To qualify for unemployment in the Keystone State, you must have at least 16 "credit weeks" in the prior five quarters, known as the base year, along with earnings sufficient to qualify. The job loss must be through no fault of your own, referred to as a "qualifying separation." Claimants must be ready and able to accept suitable employment and cannot refuse such employment, if offered, and continue to receive benefits. The Pennsylvania Department of Labor and Industry, which oversees unemployment compensation, also offers an appeals process if you believe benefits were unfairly denied.
Under Section 402.1 of the state's unemployment compensation law, school employees, including but not limited to substitute teachers, cannot receive unemployment compensation during the period between terms, holidays or vacation periods.
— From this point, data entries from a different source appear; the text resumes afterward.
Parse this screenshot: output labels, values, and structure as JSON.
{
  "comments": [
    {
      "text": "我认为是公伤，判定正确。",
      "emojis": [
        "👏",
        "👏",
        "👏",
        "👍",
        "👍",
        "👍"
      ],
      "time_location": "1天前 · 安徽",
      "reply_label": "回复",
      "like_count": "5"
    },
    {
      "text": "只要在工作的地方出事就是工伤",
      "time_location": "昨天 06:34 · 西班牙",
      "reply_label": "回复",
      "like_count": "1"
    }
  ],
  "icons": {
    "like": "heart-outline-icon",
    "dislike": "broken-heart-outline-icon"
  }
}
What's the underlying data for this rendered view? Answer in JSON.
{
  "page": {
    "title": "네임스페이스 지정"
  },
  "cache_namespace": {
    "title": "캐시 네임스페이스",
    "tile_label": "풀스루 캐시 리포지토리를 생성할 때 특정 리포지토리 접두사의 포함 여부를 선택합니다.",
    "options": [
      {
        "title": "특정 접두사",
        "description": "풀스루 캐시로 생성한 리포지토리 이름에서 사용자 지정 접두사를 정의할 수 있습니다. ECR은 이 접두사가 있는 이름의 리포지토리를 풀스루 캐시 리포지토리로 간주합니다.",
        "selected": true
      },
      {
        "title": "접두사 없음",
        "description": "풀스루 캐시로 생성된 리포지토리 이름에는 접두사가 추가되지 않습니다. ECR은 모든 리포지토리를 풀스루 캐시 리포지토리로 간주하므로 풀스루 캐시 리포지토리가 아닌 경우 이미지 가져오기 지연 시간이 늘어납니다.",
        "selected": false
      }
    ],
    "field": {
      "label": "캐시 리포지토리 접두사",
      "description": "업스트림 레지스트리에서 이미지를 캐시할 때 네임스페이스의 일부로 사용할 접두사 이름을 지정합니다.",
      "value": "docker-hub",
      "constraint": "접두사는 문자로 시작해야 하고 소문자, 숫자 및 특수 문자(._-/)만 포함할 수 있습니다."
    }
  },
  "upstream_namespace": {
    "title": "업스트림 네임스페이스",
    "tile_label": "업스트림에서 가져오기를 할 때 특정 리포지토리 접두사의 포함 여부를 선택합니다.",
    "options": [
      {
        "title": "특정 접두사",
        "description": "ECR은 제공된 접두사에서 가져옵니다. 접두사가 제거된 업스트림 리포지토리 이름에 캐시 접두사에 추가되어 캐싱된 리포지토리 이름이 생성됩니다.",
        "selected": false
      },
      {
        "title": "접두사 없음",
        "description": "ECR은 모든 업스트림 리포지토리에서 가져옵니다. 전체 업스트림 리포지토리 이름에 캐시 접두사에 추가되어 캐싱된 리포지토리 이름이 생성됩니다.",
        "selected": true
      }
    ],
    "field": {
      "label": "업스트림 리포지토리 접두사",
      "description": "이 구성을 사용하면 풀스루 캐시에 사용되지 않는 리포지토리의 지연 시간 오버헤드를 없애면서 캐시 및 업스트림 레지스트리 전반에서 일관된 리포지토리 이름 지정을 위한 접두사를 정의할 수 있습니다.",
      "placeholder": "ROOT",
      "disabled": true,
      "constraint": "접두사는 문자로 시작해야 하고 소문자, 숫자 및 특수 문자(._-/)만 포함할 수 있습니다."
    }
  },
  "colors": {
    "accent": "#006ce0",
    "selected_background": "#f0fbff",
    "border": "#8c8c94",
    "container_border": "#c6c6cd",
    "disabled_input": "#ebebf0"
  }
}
This does not include school employees working year-round, such as administrators. If an applicant has both school and non-school earnings in a base year, and benefits are denied under Section 402.1, eligibility for the period denied must use only the non-school earnings. Should the school employee be eligible based on the non-school earnings, she may receive unemployment compensation during the denial time period, such as summer vacation.
As of the time of publication, workers receive credit weeks for a base year, consisting of any week within this time frame in which you earned at least $50. You cannot qualify for more than one credit week for each calendar week, or Sunday through Saturday. The total amount of unemployment compensation benefits received during the benefit year depends on the number of credit weeks you have in the base year and is referred to as "maximum benefit entitlement."
If you work as a per diem employee, other than a substitute teacher, and your claim is denied, you may appeal the decision within 15 days of the denial. Both the claimant and the former employer receive copies of the unemployment determination decision regarding the acceptance or denial of benefits. Either party may request a hearing on the decision by an Unemployment Compensation appeals referee. If the appeal is filed after the 15-day limit, the referee decides whether it may go forward.